Ele tá de olho é na butique dela!

Radinho de Pilha
Fui pra cidade do Rio de Janeiro, 
Trabalhei o ano inteiro e fiz até cerão, 
A vida do paraíba não foi brincadeira, 
De servente, de pedreiro 
pra ganhar o pão 
Fiz economia, deixei de fumar, 
Comprei um rádio de pilha 
E mandei pro meu bem 
Fiquei muito revoltado 
quando regressei, 
O rádio que eu dei pra ela, 
ela doou pra alguém 
Ela deu o rádio e nem me disse nada, ela deu o rádio 
Ela deu sim, foi pra fazer pirraca, 
mas ela deu de graça, 
O rádio que eu comprei, 
e lhe presenteei

O gato Tico
Tico-Tico é um gato 
Que a Maria quer bem 
Não dá, não vende, nem troca 
E não empresta a ninguém 
O tico tem um defeito 
Que nem da pra consertar 
O defeito do tico 
É que é danado pra miar 
Tico mia na sala, Tico mia no chão 
Tico mia na cozinha, 
encostado no fogão 
Tico mia no tapete, Tico mia no sofá 
Tico mia na cama, toda hora 
sem parar

Genival Lacerda: Hoje tá uma esculhambação só!BATE-PAPO

GENIVAL LACERDA


“Hoje tá uma esculhambação só!”

Genival as coisas estão se invertendo: agora é você quem está vindo acompanhar o filho no show aqui em Macaíba?
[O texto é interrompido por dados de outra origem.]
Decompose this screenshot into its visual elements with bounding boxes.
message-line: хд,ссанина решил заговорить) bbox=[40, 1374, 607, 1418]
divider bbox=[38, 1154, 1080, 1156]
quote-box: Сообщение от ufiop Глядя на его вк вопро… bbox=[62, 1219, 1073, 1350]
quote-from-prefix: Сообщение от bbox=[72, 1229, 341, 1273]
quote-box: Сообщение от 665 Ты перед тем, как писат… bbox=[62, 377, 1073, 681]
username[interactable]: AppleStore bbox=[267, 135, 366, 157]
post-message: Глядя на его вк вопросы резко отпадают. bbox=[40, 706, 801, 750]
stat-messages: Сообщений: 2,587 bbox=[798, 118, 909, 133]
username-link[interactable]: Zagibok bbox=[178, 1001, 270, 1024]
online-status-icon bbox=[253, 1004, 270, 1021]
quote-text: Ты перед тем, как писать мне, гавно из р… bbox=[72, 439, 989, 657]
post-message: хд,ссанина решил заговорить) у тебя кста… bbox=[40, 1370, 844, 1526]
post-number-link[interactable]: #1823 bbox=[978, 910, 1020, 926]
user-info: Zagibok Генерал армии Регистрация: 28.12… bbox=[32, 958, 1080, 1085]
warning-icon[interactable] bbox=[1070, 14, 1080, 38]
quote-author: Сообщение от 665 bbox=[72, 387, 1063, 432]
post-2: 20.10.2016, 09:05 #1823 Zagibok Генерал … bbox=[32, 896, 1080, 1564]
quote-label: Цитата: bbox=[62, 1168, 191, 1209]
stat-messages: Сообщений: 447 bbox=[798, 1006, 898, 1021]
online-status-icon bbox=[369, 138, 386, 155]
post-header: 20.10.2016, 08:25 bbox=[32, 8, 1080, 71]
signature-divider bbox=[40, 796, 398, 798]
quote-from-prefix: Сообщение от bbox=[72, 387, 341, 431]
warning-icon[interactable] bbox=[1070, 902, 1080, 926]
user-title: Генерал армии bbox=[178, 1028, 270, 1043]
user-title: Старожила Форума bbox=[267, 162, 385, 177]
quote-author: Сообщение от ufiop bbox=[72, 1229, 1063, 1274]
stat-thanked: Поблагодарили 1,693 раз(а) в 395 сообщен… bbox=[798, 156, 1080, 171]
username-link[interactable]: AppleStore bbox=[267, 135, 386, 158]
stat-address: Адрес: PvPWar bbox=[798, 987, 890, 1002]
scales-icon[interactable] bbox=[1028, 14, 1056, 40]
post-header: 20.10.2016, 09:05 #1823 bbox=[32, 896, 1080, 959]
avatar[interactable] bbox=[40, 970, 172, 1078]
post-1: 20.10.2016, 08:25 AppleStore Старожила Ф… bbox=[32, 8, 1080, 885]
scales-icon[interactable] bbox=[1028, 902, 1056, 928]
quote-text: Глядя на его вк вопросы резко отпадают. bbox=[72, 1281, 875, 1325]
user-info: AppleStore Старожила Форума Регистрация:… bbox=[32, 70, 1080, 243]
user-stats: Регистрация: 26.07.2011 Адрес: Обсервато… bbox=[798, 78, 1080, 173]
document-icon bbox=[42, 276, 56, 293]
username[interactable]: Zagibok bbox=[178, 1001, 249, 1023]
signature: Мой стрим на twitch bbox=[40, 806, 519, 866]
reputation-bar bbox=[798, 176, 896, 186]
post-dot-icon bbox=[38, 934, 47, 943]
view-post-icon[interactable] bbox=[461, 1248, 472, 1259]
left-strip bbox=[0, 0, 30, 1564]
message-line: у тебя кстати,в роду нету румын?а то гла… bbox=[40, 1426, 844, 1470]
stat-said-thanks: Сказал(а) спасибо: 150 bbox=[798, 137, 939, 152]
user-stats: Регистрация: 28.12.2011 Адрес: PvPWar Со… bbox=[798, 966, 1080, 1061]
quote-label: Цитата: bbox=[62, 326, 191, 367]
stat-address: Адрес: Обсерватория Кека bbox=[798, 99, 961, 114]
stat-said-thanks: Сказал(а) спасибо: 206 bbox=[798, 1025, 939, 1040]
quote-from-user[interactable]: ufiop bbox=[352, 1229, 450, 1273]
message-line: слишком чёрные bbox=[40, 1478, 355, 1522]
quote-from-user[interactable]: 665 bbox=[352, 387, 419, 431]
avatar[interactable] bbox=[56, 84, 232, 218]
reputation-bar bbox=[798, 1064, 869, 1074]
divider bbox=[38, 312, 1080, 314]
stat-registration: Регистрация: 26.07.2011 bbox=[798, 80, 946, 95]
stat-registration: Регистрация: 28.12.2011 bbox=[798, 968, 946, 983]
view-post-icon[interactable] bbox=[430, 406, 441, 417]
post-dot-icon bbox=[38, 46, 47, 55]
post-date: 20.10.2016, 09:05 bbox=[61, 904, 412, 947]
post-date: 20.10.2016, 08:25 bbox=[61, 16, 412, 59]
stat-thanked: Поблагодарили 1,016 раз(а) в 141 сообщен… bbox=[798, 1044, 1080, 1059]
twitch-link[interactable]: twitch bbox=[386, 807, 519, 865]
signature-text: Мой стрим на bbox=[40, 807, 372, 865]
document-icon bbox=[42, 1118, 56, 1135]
É mais ou menos isso. Quero apresentar o menino aqui no RN, onde não venho há mais de 10 anos. Ele (João) tem muito mais contato que eu aqui, e como meu nome é mais conhecido então estou voltando pra abrir essa porta pra nós dois.

E por que demorou todo esse tempo pra voltar?

Boa pergunta. Espero que comece a vir mais vezes. Tenho apenas passado de viagem por aqui, em direção a Fortaleza ou voltando de lá.

Como é o estilo do João, é parecido com o seu?

Ele me acompanha desde menino, mas o estilo dele é bem diferente. Se fosse querer me imitar não ia dar certo, eu sou muito mais bonitinho. [risos]

E esse disco novo em homenagem à Luiz Gonzaga, o que tem de diferente de outros tantos tributos que estão sendo lançados?

Canto as músicas com mais suingue, com mais balanço, um jeito mais marcado. O disco tem várias participações como Fagner, Flávio José, João Lacerda, Elba Ramalho e (o mossoroense) Carlos André, que produziu vários discos de Gonzagão. Como tem muita gente gravando, festa pra todo canto, tenho que fazer diferente né!?

Qual o repertório do show desta noite?

Vou cantar Luiz Gonzaga, alguma coisa do tributo que à Jackson do Pandeiro e meus grandes sucessos como “Radinho de pilha”, “Severina Xique-xique”, “Caldinho de mocotó” entre outras tantas.

E vem com banda completa?

Claro, completa, só não venho com ‘mulé’, só ‘homi’ feio, o mais bonitinho sou eu! [risos]

E como vê essas novas músicas que abusam da sexualidade?

É uma esculhambação só. Antes era uma sátira engraçada e vem esses deturpadores e esculhambam a coisa toda. Uma pena o que está acontecendo.